Das Leben auf einer Guanábana

by 14 lennart


Guanábana (Annona muricata) mit fast reifer Frucht.

Die Guanábana (zu deutsch: Stachelannone) ist in Costa Rica eine beliebte Frucht, um daraus Erfrischungsgetränke (zusammen mit viel Zucker) herzustellen oder auch einfach so das Fruchtfleisch zu essen. Der Geschmack ist zwar säuerlich, aber durchaus sehr lecker. Guanábanas wachsen in vielen Gärten und an Wegesrändern; die Bäume werden normalerweise ca. 10 Meter hoch und produzieren im Jahr bis zu 24 Früchte, die durchschnittlich etwa 2 Kilo wiegen. Der Grund warum diese Früchte in Europa kaum bekannt sind, ist die Druckempfindlichkeit der reifen Früchte, aufgrund der sie sich nur schwer transportieren lassen und daher in der Regel nur lokal vermarktet werden. Eigentlich geht es in diesem Blog-Eintrag aber nicht direkt um die Guanábana…

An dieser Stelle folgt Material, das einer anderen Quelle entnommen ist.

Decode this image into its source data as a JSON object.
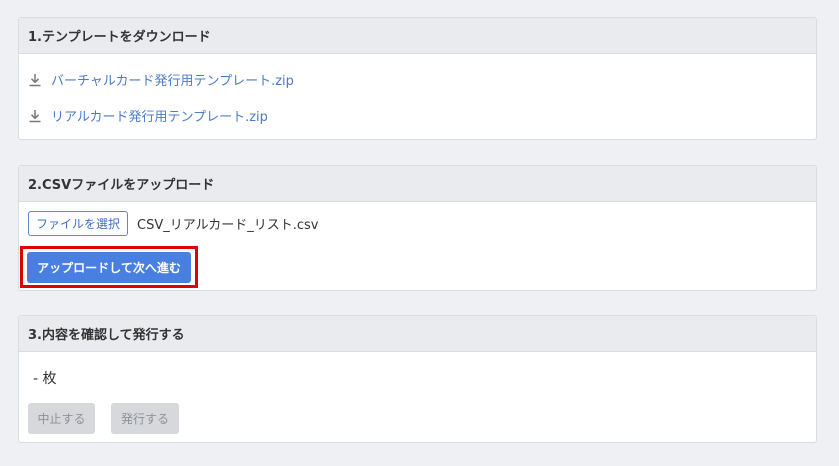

Die Geschichte beginnt mit einem einzelnen Guanábana-Baum auf unserer Finca Lalo, wo wir regelmäßig zum Arbeiten unterwegs sind. Schon recht früh fiel uns auf, dass dort eine der Früchte bereits eine stattliche Größe erreicht hatte und wir beobachteten sie in den nächsten Wochen aufmerksam. Es dauerte lange bis wir endlich das Ok bekamen, dass die Frucht nun reif sei und wir sie herunter holen konnten. In der Tat sind diese Früchte wirklich weich und man kann sie problemlos mit dem blossen Finger eindrücken. Mittlerweile hatte sie eine beachtliche Größe von ca. 40 cm Länge und 25 cm Breite erreicht. Doch als die fette Beute dort nun auf unserem Küchentisch lag und sie von allen Seiten betrachtet wurde, bemerkte ich, dass wir hier mehr als nur die Frucht geerntet hatten.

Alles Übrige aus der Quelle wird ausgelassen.